Strengths and limitations

First, one might mention a lack of validation with established measures (e.g., the Sensation Seeking Scale). However, the concurrent validity of the inventories has been well established in the original since we validated constructs which already put those inventories in relation to established measures (Barlow et al., 2013; Woodman et al., 2013), validating the three scales with one another was seen as sufficient. Second, both the exclusion of SEAS items and structural validation was done in the same sample. This approach might result in biased estimates for structural validation. Future studies using the G‑SEAS might consider calculating indices for internal consistency and factorial structure. As discussed there are several strengths resulting from the differences in the factor structure of the G‑SEAS; nevertheless, a limiting factor is that because of those differences, the G‑SEAS and the original SEAS cannot be used to directly compare German- and English-speaking populations. This study has provided evidence for a three-factor structure for each of the G‑SEAS scales. Without collecting new data in both German- and English-speaking populations to carry out a measurement invariance analysis, it is not possible to make direct comparisons between data collected using the SEAS and G‑SEAS. We would recommend that this analysis be carried out using BSEM as the differences in factor structures of the SEAS and G‑SEAS may be due to differences in analytic methodologies. Therefore, we recommend that G‑SEAS should be used in German-speaking populations and should not be used to make direct comparisons with data collected using the SEAS. Interscale correlations do not differ between the 14-item and the 18-item German version; this suggests that despite missing 4 items, the G‑SEAS still measures identical constructs. Another limitation which is not necessarily tied to this research only is the in our opinion problematic operationalization of high-risk sports. Despite the definition we cited at the beginning of the introduction, we think future research might benefit from a more detailed definition including additional components related to skills and experience. Though this is beyond the scope of this article, it is worth mentioning that researchers in high-risk sports need to address this problem in future studies.

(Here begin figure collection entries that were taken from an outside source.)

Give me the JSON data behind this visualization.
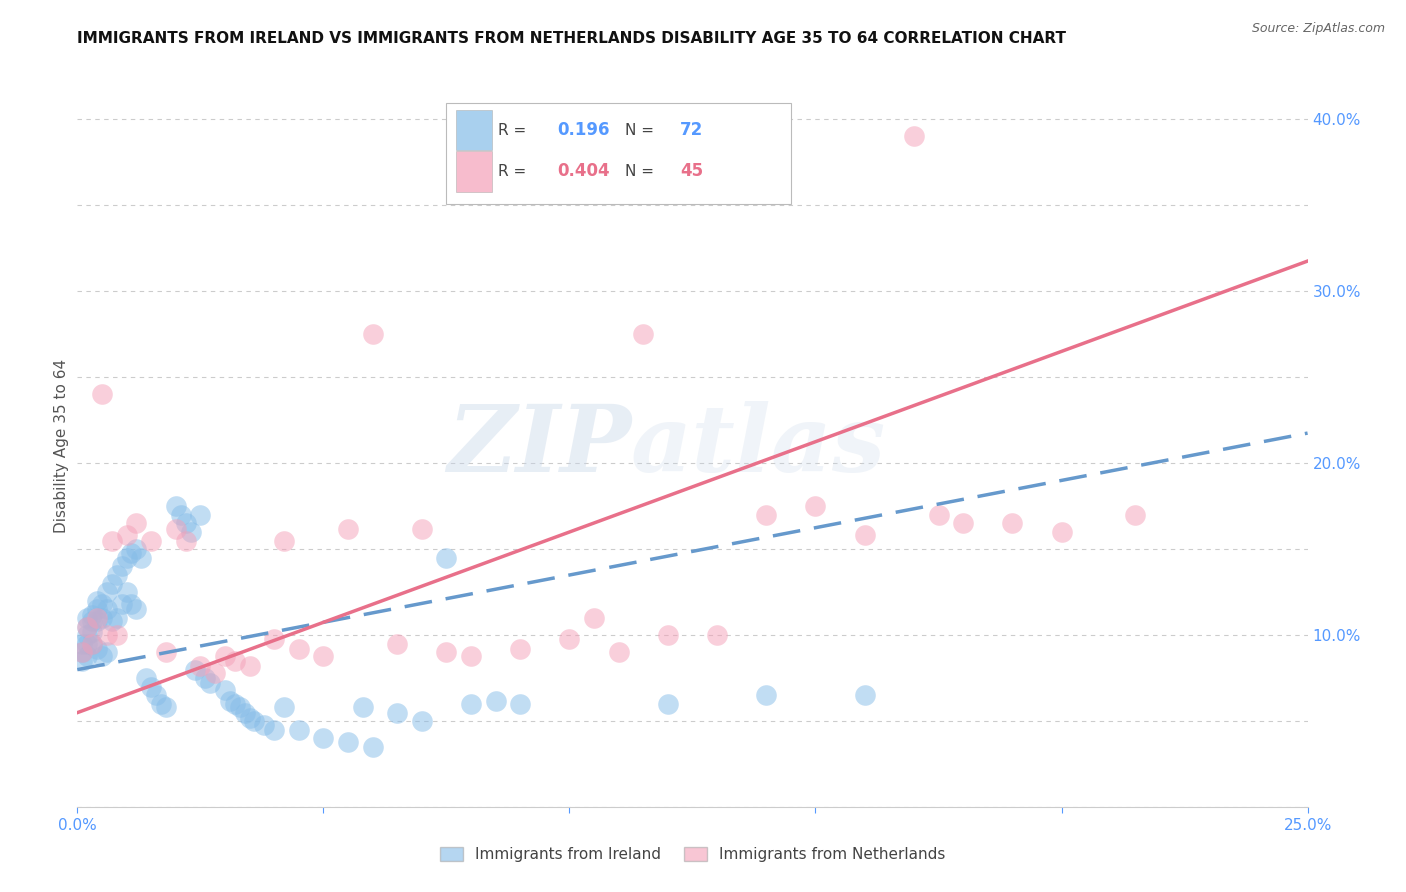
{
  "title": "IMMIGRANTS FROM IRELAND VS IMMIGRANTS FROM NETHERLANDS DISABILITY AGE 35 TO 64 CORRELATION CHART",
  "source": "Source: ZipAtlas.com",
  "ylabel": "Disability Age 35 to 64",
  "x_min": 0.0,
  "x_max": 0.25,
  "y_min": 0.0,
  "y_max": 0.42,
  "x_ticks": [
    0.0,
    0.05,
    0.1,
    0.15,
    0.2,
    0.25
  ],
  "x_tick_labels": [
    "0.0%",
    "",
    "",
    "",
    "",
    "25.0%"
  ],
  "y_ticks": [
    0.0,
    0.1,
    0.2,
    0.3,
    0.4
  ],
  "y_tick_labels_right": [
    "",
    "10.0%",
    "20.0%",
    "30.0%",
    "40.0%"
  ],
  "ireland_color": "#85bce8",
  "netherlands_color": "#f4a0b8",
  "ireland_line_color": "#6699cc",
  "netherlands_line_color": "#e8708a",
  "ireland_R": "0.196",
  "ireland_N": "72",
  "netherlands_R": "0.404",
  "netherlands_N": "45",
  "ireland_scatter_x": [
    0.001,
    0.001,
    0.001,
    0.002,
    0.002,
    0.002,
    0.002,
    0.002,
    0.003,
    0.003,
    0.003,
    0.003,
    0.004,
    0.004,
    0.004,
    0.004,
    0.005,
    0.005,
    0.005,
    0.006,
    0.006,
    0.006,
    0.007,
    0.007,
    0.008,
    0.008,
    0.009,
    0.009,
    0.01,
    0.01,
    0.011,
    0.011,
    0.012,
    0.012,
    0.013,
    0.014,
    0.015,
    0.016,
    0.017,
    0.018,
    0.02,
    0.021,
    0.022,
    0.023,
    0.024,
    0.025,
    0.026,
    0.027,
    0.03,
    0.031,
    0.032,
    0.033,
    0.034,
    0.035,
    0.036,
    0.038,
    0.04,
    0.042,
    0.045,
    0.05,
    0.055,
    0.058,
    0.06,
    0.065,
    0.07,
    0.075,
    0.08,
    0.085,
    0.09,
    0.12,
    0.14,
    0.16
  ],
  "ireland_scatter_y": [
    0.095,
    0.09,
    0.085,
    0.11,
    0.105,
    0.1,
    0.095,
    0.088,
    0.112,
    0.108,
    0.102,
    0.095,
    0.12,
    0.115,
    0.108,
    0.092,
    0.118,
    0.11,
    0.088,
    0.125,
    0.115,
    0.09,
    0.13,
    0.108,
    0.135,
    0.11,
    0.14,
    0.118,
    0.145,
    0.125,
    0.148,
    0.118,
    0.15,
    0.115,
    0.145,
    0.075,
    0.07,
    0.065,
    0.06,
    0.058,
    0.175,
    0.17,
    0.165,
    0.16,
    0.08,
    0.17,
    0.075,
    0.072,
    0.068,
    0.062,
    0.06,
    0.058,
    0.055,
    0.052,
    0.05,
    0.048,
    0.045,
    0.058,
    0.045,
    0.04,
    0.038,
    0.058,
    0.035,
    0.055,
    0.05,
    0.145,
    0.06,
    0.062,
    0.06,
    0.06,
    0.065,
    0.065
  ],
  "netherlands_scatter_x": [
    0.001,
    0.002,
    0.003,
    0.004,
    0.005,
    0.006,
    0.007,
    0.008,
    0.01,
    0.012,
    0.015,
    0.018,
    0.02,
    0.022,
    0.025,
    0.028,
    0.03,
    0.032,
    0.035,
    0.04,
    0.042,
    0.045,
    0.05,
    0.055,
    0.06,
    0.065,
    0.07,
    0.075,
    0.08,
    0.09,
    0.1,
    0.105,
    0.11,
    0.115,
    0.12,
    0.13,
    0.14,
    0.15,
    0.16,
    0.17,
    0.175,
    0.18,
    0.19,
    0.2,
    0.215
  ],
  "netherlands_scatter_y": [
    0.09,
    0.105,
    0.095,
    0.11,
    0.24,
    0.1,
    0.155,
    0.1,
    0.158,
    0.165,
    0.155,
    0.09,
    0.162,
    0.155,
    0.082,
    0.078,
    0.088,
    0.085,
    0.082,
    0.098,
    0.155,
    0.092,
    0.088,
    0.162,
    0.275,
    0.095,
    0.162,
    0.09,
    0.088,
    0.092,
    0.098,
    0.11,
    0.09,
    0.275,
    0.1,
    0.1,
    0.17,
    0.175,
    0.158,
    0.39,
    0.17,
    0.165,
    0.165,
    0.16,
    0.17
  ],
  "watermark_zip": "ZIP",
  "watermark_atlas": "atlas",
  "background_color": "#ffffff",
  "grid_color": "#cccccc",
  "ireland_line_intercept": 0.08,
  "ireland_line_slope": 0.55,
  "netherlands_line_intercept": 0.055,
  "netherlands_line_slope": 1.05
}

This study has a number of strengths, including the variation within the population; in addition to being of sufficient size, the sample included a number of different high-risk sports, participants from a variety of experience levels and of different ages and sexes, thus, ensuring a heterogenic sample population. The analytical methods used in this study should also be seen as another strength of this article. It has been shown that BSEM is a more appropriate method than traditional CFA methods as it better reflects the complexities of reality (Niven & Markland, 2016; Stenling et al., 2015).

Conclusion

The current study validated three different inventories for high-risk sports in German language (G-SEAS, G‑RTI, G‑ACCSI) and showed good internal consistency, discriminant validity, and a good model fit in all scales. The BSEM analyzes support a 14-item three-factor structure of the G‑SEAS despite the SEAS having a 18-item three-factor structure for While and Between and a two-factor structure for the After participation inventory (Barlow et al., 2013). The G‑SEAS is seen as an improvement to the SEAS since shorter questionnaires increase response rates (Nakash et al., 2006) and a three-factor structure might help to distinguish between agency and emotion regulation transfer effects in future studies. However, a limiting factor of the differences in the factor structure is that the G‑SEAS and SEAS cannot be used to directly compare German- and English-speaking populations with one another. Correlation analyses displayed relations between motivational and behavioral components of the high-risk sport activity with Sensation Seeking showing the highest correlation with deliberate risk-taking. The present study validated the three different inventories in German language, which is a first step towards the development of cross-cultural motivational and behavioral constructs in high-risk sport participants.